Istanbul, Turkey – The world’s attention turned to Brazil and the financial markets as things returned to normal here in Turkey. I spent the last two days in this ancient city, and there were very few signs (even in Gezi Park and Taksim Square) that anything was amiss. Clusters of police officers found shelter from the sun in Taksim, but there was no evidence that they were spoiling for a fight. The occasional “standing man” (or standing person, as we saw a few women as well) could be seen scattered around the city. Otherwise, little is visible.
But that doesn’t mean that nothing is happening. It took me nearly a week to figure it out, but I’m reasonably confident about the basic narrative: a small group of activists objected to the planned construction of an Ottoman-style barracks at Gezi Park, a small patch of trees near Taksim Square. Trees are a useful thing in a city where the summer days are hot, something that I now appreciate first hand. And Gezi is a bigger than I expected. It looks like a nice place to relax or picnic.
When police disrupted a peaceful protest with what many saw as excessive force, others rallied to the protesters’ cause, assembling in nearby Taksim. But within a short time, other opposition groups seized upon the protest to push their pet projects, most of which revolved around Prime Minister Recep Tayyip Erdogan his ruling Justice and Development Party (AKP). When a few of those late-arrivals (and I have not heard anyone suggest that the original protesters were among this group) resorted to violence, burning cars and vandalizing businesses, they lost support of some who might otherwise have been sympathetic to their cause. This is not to excuse the excessive police response, but the message I heard repeatedly was that the perception of a break down of civil order simply could not be tolerated. This is not an idle concern in a country with a history of military coups supplanting civilian authority.

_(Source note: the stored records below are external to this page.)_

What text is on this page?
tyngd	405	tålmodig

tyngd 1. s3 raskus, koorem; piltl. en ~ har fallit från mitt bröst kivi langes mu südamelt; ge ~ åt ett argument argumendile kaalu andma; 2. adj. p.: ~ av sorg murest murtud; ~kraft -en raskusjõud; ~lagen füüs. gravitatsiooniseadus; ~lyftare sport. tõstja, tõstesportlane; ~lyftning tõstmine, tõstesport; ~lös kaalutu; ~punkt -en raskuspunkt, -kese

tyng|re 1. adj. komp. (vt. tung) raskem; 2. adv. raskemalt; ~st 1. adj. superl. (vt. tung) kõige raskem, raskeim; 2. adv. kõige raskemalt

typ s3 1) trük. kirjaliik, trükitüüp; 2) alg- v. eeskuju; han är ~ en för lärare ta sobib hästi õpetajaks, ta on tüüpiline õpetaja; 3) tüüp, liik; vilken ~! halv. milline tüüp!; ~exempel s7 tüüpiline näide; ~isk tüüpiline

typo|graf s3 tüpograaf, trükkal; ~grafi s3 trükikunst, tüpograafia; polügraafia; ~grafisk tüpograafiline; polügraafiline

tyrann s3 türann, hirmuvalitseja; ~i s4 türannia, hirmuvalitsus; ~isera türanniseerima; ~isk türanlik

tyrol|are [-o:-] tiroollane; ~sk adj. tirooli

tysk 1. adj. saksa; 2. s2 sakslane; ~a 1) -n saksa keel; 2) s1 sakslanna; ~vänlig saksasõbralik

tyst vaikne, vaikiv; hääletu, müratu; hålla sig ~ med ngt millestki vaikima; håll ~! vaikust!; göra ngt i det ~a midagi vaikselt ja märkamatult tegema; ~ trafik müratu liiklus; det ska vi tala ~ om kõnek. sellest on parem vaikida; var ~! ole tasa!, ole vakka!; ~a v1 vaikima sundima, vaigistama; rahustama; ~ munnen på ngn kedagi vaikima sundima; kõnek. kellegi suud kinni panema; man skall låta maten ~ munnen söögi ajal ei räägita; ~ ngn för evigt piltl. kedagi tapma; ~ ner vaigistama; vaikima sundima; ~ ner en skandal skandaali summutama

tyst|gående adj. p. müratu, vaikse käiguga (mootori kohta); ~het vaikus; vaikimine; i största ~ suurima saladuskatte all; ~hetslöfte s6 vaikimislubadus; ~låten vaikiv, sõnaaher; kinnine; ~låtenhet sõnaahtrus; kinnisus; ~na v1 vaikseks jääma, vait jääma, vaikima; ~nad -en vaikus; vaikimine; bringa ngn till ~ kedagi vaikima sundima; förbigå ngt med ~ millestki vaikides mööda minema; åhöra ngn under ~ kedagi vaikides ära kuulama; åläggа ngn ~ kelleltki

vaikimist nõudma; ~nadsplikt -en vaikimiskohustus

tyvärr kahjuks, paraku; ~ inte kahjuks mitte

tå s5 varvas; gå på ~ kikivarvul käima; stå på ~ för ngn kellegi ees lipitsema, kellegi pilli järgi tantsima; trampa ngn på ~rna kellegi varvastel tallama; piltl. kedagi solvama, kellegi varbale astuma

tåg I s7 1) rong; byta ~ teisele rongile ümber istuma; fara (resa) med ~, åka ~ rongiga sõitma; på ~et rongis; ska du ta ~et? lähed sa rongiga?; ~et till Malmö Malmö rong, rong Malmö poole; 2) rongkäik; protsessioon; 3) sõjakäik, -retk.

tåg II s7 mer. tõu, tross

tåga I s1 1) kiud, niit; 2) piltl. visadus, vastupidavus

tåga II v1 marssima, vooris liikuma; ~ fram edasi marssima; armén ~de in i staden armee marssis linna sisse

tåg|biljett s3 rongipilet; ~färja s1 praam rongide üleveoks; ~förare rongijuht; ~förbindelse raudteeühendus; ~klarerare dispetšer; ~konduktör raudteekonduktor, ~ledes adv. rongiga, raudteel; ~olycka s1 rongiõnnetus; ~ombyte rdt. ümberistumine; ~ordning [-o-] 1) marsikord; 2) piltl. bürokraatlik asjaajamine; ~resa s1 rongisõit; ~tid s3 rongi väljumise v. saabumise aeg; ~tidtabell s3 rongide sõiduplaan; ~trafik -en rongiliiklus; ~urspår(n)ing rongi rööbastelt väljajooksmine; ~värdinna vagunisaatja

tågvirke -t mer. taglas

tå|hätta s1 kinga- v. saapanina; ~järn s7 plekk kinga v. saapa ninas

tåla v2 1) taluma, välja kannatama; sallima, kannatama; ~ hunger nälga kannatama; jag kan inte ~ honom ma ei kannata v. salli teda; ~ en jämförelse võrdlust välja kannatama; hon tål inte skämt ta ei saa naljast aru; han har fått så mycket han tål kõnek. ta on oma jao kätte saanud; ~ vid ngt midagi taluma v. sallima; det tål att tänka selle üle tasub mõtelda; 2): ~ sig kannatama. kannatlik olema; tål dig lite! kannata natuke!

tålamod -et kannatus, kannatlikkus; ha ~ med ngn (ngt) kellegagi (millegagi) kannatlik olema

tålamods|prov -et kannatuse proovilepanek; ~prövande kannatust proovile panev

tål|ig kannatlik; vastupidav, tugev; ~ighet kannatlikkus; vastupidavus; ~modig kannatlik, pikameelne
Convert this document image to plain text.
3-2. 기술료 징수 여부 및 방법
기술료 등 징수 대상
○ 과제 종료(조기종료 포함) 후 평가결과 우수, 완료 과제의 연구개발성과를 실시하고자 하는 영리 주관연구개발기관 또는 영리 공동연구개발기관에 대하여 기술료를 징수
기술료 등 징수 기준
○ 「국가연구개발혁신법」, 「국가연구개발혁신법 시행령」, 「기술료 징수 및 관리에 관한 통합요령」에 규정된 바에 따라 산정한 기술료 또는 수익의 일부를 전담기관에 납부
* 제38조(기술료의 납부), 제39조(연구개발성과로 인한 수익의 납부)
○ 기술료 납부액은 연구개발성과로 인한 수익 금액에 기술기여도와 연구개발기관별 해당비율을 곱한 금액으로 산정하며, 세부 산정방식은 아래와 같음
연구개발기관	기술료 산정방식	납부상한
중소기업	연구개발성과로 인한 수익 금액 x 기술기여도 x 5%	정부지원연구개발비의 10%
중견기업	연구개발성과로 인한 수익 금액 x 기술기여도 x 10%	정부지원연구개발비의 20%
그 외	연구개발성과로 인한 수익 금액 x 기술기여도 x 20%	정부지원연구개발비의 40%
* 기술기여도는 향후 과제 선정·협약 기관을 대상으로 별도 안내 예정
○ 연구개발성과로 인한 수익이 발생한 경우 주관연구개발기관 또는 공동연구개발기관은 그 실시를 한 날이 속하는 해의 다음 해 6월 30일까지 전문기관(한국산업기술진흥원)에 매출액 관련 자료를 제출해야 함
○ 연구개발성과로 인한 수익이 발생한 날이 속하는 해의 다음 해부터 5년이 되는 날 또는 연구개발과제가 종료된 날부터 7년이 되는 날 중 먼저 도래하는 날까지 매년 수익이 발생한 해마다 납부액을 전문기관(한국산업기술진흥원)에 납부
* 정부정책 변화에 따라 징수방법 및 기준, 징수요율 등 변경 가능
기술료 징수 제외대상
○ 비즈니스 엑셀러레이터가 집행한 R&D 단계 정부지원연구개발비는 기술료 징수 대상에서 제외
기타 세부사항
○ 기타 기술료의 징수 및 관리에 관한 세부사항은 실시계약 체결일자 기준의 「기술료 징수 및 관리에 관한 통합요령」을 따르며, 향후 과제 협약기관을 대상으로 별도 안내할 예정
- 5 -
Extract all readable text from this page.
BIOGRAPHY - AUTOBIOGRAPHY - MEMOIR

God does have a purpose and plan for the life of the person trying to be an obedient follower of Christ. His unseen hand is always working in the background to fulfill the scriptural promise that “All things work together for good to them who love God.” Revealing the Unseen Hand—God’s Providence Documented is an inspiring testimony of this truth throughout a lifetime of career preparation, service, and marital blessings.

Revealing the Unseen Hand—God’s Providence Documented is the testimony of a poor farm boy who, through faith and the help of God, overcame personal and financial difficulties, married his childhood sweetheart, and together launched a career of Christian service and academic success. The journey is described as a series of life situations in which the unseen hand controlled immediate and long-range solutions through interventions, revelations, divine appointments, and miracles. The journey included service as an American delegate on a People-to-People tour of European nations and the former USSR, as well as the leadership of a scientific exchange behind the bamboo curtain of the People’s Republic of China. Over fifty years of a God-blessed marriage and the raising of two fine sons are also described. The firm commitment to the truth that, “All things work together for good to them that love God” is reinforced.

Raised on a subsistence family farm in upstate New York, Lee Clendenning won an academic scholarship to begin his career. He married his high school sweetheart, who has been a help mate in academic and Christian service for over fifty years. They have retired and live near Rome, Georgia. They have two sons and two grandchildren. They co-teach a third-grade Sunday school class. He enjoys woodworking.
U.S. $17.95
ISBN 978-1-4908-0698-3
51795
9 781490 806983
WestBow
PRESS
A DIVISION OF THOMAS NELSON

On the other hand, fears of a return to military rule—a Kemalist revival, as it were—seem overdone. A few look back fondly at that earlier period, albeit through rose-colored glasses, but most of the protesters and their supporters are looking forward, not backward. AKP supporters are a little too quick to invoke the Kemalism bogeyman, the one thing that united classical liberals and religious people behind the AKP in the first place. The AKP also likes to blame foreigners, including the foreign press, for throwing gas on the fire. Some allege that foreigners must have started it. By dismissing the liberals’ legitimate concerns about the state of Turkey’s democracy, Erdogan risks losing them completely.